Olympic interns adjust to post-Olympic life

    89

    By Brittany Steadman

    Although the end of the Olympics means life can get back to normal, for many it is a bittersweet ending.

    Many student interns who participated in the game are finding it difficult to return to school after the Olympic experience.

    For Amy Green, 25, a senior from Oklahoma City majoring in Public Relations, the Olympics was a once in a lifetime opportunity.

    “The Olympic experience really changed my life,” Green said.

    Green worked for International Sports Broadcasting for six weeks during the Olympics and really enjoyed the experience.

    “I made a lot of really great friends and saw some incredible things. It”s hard to go back to school after being in that environment,” Green said.

    Green finished working for the Olympics on Tuesday and was disappointed to see the Olympics end.

    “It was really sad to see how quiet and dead Olympic Square was on Monday and Tuesday,” Green said.

    Lyn Steadman, 21, a junior from Boise majoring in political science also worked for International Sports Broadcasting and jokes that she is suffering from post-Olympic depression.

    “The whole Olympic atmosphere was so incredible. It was like a big party all the time,” Steadman said.

    Steadman was able to meet athletes and other famous people and see many events the games offered.

    Sitting in the library for the first time in a month, Steadman finds it hard to not think about the friends she made and the experiences she had.

    “One of the best friends I made at the Olympics is from Australia and left Salt Lake today,” Steadman said.

    Looking wistful Steadman admits she will probably never see him again.

    “I guess that”s a good thing about email, at least I can still email all my friends,” Steadman said.

    Going back to school hasn”t helped many of the students either.

    “I got really behind in my classes and now I have to take midterms and write essays and start block classes,” Steadman said.

    Although many students who helped in the Olympics are sad, Dr. David Weight, a professor of Psychology, said what the students are going through is common.

    “There is no such thing as post-Olympic depression in our diagnostic categories but there is such a thing as adjustment disorders,” Weight said.

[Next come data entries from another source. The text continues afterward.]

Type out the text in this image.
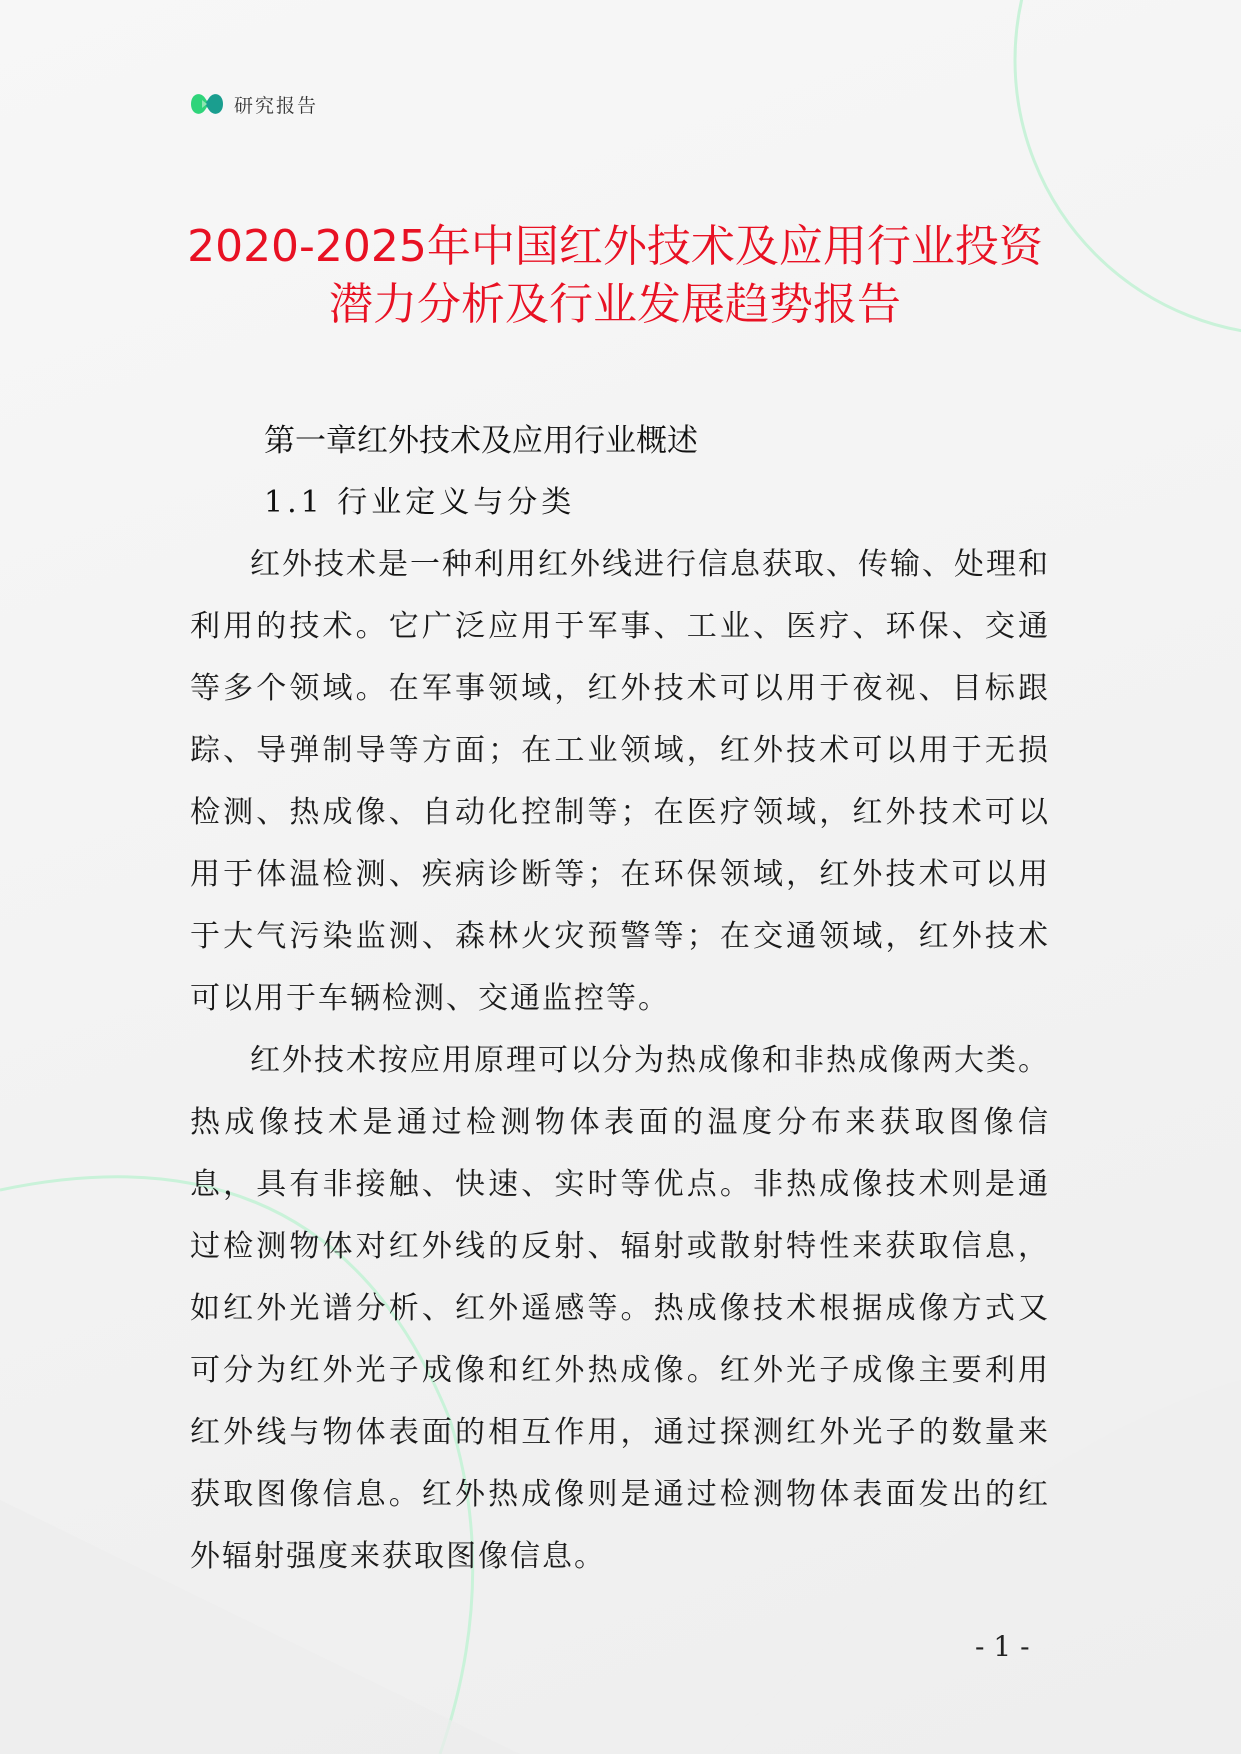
研究报告
2020-2025年中国红外技术及应用行业投资
潜力分析及行业发展趋势报告
第一章红外技术及应用行业概述
1.1 行业定义与分类

红外技术是一种利用红外线进行信息获取、传输、处理和利用的技术。它广泛应用于军事、工业、医疗、环保、交通等多个领域。在军事领域，红外技术可以用于夜视、目标跟踪、导弹制导等方面；在工业领域，红外技术可以用于无损检测、热成像、自动化控制等；在医疗领域，红外技术可以用于体温检测、疾病诊断等；在环保领域，红外技术可以用于大气污染监测、森林火灾预警等；在交通领域，红外技术可以用于车辆检测、交通监控等。

红外技术按应用原理可以分为热成像和非热成像两大类。热成像技术是通过检测物体表面的温度分布来获取图像信息，具有非接触、快速、实时等优点。非热成像技术则是通过检测物体对红外线的反射、辐射或散射特性来获取信息，如红外光谱分析、红外遥感等。热成像技术根据成像方式又可分为红外光子成像和红外热成像。红外光子成像主要利用红外线与物体表面的相互作用，通过探测红外光子的数量来获取图像信息。红外热成像则是通过检测物体表面发出的红外辐射强度来获取图像信息。

- 1 -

    Weight said that what students can be experiencing is grief reactions as a result of life changing experiences.

    “The amount of grief or loss that a person experiences depends on how much they identify with the event they participated in,” Weight said.

    Weight said that having a sense of loss or grief is a normal reaction to an event like the Olympics.

    “It”s something that has been building up for many years and people have been preparing for it for a long time, there is a natural let down when it is over,” Weight said.

    Weight said that the most common symptoms of adjustments after an event has taken place is mood swings.

    “There shouldn”t be full blown depression unless the person has identified so strongly with the Olympics that it takes over their own identity.”

    Weight said the solution for people like Green and Steadman who are sad that Olympics is over is time and a listening ear.

    “It helps when people can talk with others and process their disappointments and their experiences. Looking at memorabilia and replaying tapes also helps people make the readjustment,” Weight said.

    Weight said that the hardest part for students might not be the fact that the Olympics are over but rather the fact that they have to go back to school.

    “Students are having to face reality and get back into the drudgery of school after having such a great experience,” Weight said.

    Although Green and Steadman are sad the Olympics are over, they both agree that the memories they have will last forever even though the Olympics in Utah cannot.